The chaotic light, whose photon-number variance exceeds 〈n〉, is said to exhibit super-Poissonian fluctuations. The bunching effect would occur and the degree of second-order coherence can be 2. The HBT effect can be observed.

In Step II and Step III of our experiment, the pseudo-thermal light can be generated when the light from two lasers is focused on RGGP. Photons with horizontal polarization from laser 1 and photons vertical polarization from laser 2 both follow the number probability of chaotic light. In Step II, when the photons from two lasers are focused on the different spot of RGGP, light from laser 1 and 2 have the different intensity fluctuation. Detector A would only get photons from laser 1 and detector B would only get photons from laser 2 due to their polarization. In such case, although photons triggering detector A and B both follow the number probability of chaotic light, their photon-number fluctuations are independent of each other at any point in time. When two-photon coincidence count between detector A and B is measured, no HBT effect can be observed. In Step III, when the photons from two lasers are focused on the same spot of RGGP, light from laser 1 and 2 have the same intensity fluctuation. In such case, not only photons triggering detector A and B both follow the number probability of chaotic light, but also the same photon-number fluctuation can be measured. The photons detected by two detectors both follow super-Poissonian fluctuations and their photon-number fluctuation are same. When two-photon coincidence count is measured, HBT effect can be observed.

Conclusion

In intensity fluctuation correlation and two-photon interference theories, the HBT effect can usually be understood properly. The classical intensity fluctuation correlation theory emphasizes that the HBT effect is attributed to the correlation between the same intensity fluctuations. While the quantum two-photon interference theory emphasizes that the HBT effect is attributed to two-photon interference between indistinguishable probability amplitudes. In this paper, we report an experiment in which the classical theory and two-photon interference theory give different predictions. Classical theory predicts HBT effect can be observed. Two-photon interference theory predicts HBT effect can not be observed. The experimental results show that both the temporal and spatial HBT effects are observed. It does not mean quantum theory can not interpret the experimental results. It only means that there is no two-photon interference in the observed HBT effect in our experiment.

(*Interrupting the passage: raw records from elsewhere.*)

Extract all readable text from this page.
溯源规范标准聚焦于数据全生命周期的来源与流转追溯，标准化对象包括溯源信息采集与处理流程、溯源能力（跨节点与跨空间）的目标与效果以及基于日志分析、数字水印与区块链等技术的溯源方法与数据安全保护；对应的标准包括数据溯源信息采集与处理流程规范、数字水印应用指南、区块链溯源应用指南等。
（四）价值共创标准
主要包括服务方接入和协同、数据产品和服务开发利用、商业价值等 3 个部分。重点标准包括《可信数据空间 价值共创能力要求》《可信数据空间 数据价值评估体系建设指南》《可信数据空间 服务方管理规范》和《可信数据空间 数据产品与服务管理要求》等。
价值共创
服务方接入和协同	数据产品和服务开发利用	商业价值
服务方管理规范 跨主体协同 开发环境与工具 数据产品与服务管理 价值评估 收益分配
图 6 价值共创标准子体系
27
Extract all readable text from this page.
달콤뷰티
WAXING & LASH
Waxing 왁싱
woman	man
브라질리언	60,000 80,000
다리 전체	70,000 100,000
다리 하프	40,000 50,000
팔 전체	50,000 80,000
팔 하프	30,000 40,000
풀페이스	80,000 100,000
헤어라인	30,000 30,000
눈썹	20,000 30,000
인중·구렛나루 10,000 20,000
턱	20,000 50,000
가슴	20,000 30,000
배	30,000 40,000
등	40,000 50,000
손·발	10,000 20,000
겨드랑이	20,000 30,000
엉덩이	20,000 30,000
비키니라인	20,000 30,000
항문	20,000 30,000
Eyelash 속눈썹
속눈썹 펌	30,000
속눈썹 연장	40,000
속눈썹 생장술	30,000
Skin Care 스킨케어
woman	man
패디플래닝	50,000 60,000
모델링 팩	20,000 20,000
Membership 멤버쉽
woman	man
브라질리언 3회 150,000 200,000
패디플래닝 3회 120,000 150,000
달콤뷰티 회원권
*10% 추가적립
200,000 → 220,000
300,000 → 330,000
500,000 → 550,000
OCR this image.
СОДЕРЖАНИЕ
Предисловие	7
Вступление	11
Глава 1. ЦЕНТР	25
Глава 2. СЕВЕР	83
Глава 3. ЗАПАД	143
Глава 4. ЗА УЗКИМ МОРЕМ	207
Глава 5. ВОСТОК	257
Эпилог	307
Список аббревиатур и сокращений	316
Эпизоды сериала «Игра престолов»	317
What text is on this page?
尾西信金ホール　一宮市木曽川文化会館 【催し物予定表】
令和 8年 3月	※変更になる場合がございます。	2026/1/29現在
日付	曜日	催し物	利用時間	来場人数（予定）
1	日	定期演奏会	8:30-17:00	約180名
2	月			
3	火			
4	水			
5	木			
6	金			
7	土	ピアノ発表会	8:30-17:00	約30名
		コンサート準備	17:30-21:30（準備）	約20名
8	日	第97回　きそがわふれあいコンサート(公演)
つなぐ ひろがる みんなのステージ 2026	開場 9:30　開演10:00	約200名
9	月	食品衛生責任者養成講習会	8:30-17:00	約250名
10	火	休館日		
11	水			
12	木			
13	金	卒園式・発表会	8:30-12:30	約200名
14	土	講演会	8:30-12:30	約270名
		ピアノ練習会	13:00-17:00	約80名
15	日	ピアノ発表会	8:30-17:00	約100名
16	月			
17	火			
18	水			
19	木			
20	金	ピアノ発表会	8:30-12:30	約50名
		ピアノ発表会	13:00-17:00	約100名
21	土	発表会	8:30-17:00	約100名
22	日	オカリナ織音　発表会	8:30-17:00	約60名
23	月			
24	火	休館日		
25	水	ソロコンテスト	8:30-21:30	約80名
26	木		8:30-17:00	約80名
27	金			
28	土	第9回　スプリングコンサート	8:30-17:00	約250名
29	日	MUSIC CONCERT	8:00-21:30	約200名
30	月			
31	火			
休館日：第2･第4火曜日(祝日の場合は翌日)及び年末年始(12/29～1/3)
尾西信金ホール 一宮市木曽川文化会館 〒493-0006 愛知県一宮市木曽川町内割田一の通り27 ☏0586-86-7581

We noticed that in recent research the correlation of HBT effect in ghost imaging is separated into two parts–the classical part and the quantum part on the criteria of quantum discord³⁰. According to the paper mentioned, the quantum correlation and classical correlation does exist in any intensity of light. When the light is very weak, the quantum part is bigger than classical part. With the increase of light intensity, the quantity of classical correlation will exceed that of quantum correlation. In our experiment, the correlation of HBT is recognized as classical intensity fluctuation correlation because the quantum two-photon interference interpretation is ruled out by our setup. And the experimental results can be interpreted by Glauber’s quantum theory.